If you are running Argilla using the Docker quickstart image or Hugging Face Spaces, you need to init the Argilla client with the URL and API_KEY:

import argilla as rg

# Replace api_url with the url to your HF Spaces URL if using Spaces
# Replace api_key if you configured a custom API key
rg.init(
    api_url="http://localhost:6900",
    api_key="owner.apikey",
    workspace="admin"
)

Now we can convert our dataset to a formatted Argilla dataset and push it.

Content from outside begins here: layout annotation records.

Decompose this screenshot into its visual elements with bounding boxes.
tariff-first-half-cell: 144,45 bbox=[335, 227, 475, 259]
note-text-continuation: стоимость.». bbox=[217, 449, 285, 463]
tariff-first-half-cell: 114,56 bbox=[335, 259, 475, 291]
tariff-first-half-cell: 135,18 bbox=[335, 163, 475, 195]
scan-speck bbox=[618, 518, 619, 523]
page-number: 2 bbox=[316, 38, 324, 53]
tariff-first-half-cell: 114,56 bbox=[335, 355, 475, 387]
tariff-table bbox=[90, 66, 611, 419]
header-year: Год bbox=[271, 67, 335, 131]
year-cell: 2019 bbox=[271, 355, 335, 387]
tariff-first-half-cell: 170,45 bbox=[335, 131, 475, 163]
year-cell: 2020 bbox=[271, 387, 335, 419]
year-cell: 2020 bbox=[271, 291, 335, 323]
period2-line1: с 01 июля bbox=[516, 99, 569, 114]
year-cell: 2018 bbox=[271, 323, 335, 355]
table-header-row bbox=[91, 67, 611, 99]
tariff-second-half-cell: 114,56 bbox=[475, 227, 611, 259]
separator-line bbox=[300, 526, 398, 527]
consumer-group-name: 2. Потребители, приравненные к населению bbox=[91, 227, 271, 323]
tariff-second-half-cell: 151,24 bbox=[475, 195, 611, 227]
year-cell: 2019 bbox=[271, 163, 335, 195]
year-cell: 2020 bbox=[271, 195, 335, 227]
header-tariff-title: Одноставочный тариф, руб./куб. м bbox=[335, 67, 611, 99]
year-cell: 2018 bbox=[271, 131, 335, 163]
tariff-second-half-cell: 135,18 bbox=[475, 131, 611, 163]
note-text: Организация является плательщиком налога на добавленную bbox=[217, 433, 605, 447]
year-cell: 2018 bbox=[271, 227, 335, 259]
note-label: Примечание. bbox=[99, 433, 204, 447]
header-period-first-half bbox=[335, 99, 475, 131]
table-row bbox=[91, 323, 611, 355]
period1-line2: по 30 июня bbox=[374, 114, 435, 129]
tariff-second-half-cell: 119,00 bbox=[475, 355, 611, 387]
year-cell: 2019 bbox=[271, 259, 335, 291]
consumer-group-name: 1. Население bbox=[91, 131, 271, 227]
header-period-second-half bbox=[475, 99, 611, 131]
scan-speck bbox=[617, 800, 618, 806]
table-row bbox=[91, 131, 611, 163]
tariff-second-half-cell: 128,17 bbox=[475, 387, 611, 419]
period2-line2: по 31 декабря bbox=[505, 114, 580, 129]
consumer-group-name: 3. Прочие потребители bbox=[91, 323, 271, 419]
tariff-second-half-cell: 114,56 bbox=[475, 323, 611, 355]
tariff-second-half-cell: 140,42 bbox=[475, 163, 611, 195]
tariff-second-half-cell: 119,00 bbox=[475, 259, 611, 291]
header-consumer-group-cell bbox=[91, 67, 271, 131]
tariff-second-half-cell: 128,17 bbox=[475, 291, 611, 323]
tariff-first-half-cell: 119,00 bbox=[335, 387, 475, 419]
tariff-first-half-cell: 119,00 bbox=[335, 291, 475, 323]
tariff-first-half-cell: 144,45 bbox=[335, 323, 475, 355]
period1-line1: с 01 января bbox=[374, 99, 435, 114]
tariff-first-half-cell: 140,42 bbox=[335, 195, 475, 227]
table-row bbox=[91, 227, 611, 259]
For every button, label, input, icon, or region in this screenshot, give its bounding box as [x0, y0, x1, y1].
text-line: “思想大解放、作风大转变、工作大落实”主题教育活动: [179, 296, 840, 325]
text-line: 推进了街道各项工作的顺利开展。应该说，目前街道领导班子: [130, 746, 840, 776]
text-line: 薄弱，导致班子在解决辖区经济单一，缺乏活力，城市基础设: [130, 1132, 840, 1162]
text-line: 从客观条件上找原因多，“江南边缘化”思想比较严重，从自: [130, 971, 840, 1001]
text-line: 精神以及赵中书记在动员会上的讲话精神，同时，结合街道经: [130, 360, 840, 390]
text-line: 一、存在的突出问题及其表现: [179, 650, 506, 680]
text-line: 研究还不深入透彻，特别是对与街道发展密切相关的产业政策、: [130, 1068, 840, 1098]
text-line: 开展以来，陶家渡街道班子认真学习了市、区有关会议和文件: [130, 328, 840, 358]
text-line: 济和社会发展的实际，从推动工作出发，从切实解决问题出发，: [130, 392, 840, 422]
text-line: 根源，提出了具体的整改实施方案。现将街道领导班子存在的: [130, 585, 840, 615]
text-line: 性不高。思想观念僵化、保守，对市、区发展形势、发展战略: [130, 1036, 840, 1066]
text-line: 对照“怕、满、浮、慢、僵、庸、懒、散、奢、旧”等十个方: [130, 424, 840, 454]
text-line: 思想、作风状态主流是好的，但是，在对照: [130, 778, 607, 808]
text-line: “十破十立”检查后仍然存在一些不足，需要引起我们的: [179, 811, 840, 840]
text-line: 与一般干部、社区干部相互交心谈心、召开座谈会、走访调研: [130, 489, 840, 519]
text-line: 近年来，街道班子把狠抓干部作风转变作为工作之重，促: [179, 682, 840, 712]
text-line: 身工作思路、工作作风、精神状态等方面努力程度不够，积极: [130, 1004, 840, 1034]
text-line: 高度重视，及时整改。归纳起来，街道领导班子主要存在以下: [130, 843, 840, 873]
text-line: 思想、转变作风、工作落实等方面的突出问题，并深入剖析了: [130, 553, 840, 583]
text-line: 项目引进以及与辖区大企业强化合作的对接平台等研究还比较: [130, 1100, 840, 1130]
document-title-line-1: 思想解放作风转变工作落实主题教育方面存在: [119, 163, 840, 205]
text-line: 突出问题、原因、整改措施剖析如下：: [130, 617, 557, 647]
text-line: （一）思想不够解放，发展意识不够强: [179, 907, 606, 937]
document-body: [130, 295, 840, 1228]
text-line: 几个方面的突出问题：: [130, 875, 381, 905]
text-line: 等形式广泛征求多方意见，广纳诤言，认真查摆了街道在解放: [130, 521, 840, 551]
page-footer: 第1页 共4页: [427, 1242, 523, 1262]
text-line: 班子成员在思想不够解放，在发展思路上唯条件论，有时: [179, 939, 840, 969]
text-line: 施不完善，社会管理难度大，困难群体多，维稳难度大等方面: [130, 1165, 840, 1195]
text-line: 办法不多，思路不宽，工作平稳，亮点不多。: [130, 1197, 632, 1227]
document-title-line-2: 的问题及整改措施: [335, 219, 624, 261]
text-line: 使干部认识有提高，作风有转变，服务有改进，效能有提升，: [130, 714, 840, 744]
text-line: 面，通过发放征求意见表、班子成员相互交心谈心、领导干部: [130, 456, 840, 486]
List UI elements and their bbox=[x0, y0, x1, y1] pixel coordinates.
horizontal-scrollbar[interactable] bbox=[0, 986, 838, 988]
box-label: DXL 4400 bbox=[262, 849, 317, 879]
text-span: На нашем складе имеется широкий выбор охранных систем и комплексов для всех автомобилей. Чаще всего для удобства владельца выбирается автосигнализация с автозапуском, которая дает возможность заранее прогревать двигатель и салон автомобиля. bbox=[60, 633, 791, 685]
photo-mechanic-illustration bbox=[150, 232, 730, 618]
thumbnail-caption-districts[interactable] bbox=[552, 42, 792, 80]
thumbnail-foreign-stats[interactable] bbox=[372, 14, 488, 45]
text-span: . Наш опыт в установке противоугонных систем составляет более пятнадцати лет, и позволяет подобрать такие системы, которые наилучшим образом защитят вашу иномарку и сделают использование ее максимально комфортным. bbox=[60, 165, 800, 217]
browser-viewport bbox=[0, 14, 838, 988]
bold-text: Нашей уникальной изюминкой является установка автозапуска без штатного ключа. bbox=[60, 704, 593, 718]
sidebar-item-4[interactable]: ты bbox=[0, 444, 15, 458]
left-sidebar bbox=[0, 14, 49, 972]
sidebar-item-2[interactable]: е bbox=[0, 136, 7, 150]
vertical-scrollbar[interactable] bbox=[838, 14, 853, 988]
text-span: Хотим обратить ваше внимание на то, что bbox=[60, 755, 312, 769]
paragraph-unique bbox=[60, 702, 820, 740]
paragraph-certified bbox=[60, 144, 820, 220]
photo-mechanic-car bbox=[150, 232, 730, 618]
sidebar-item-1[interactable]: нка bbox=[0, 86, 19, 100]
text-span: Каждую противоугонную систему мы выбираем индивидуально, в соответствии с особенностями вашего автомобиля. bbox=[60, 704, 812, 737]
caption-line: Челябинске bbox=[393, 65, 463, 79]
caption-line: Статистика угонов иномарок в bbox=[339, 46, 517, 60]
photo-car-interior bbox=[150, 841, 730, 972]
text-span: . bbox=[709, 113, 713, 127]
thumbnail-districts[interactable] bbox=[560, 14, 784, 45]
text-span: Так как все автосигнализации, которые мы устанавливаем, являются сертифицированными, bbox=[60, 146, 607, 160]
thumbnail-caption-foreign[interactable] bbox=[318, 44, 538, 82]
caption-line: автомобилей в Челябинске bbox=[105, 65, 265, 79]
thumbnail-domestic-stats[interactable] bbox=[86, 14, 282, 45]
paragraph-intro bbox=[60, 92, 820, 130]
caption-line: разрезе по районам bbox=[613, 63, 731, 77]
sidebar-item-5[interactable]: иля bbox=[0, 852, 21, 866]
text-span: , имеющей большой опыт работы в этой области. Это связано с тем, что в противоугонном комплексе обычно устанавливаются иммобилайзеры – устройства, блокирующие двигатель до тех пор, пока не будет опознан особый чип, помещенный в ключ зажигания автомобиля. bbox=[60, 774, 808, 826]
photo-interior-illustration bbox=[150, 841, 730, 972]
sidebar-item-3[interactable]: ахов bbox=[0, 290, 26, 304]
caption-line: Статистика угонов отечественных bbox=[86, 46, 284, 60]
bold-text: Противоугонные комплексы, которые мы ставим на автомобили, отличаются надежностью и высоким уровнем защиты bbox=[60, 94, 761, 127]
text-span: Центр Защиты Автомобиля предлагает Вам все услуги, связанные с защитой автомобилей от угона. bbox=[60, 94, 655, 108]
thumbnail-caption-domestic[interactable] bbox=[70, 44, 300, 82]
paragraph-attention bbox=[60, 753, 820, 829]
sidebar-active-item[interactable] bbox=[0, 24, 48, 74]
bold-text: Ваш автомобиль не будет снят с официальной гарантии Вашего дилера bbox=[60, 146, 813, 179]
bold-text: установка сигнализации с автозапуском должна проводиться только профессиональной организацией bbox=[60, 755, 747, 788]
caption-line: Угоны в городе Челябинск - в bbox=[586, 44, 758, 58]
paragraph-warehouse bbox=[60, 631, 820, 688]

# Convert the dataset to Argilla format
rg_dataset = final_dataset.to_argilla()

# Push the dataset to Argilla
rg_dataset.push_to_argilla(name="my-dataset", workspace="admin")

Conclusion

With distilabel generating synthetic datasets is easier than ever, and also customizable to a wide variety of use cases. In this tutorial, we showcased how to replicate "Improving Text Embeddings with Large Language Models", but could be adapted to your own needs.

The authors mention that for future work, they aim to further improve the multilingual performance of our model and explore the possibility of using open-source LLMs to generate synthetic data, instead of OpenAI proprietary ones.

Additionally, they also intend to investigate ways to improve the inference efficiency and lower the storage cost for LLM-based text embeddings.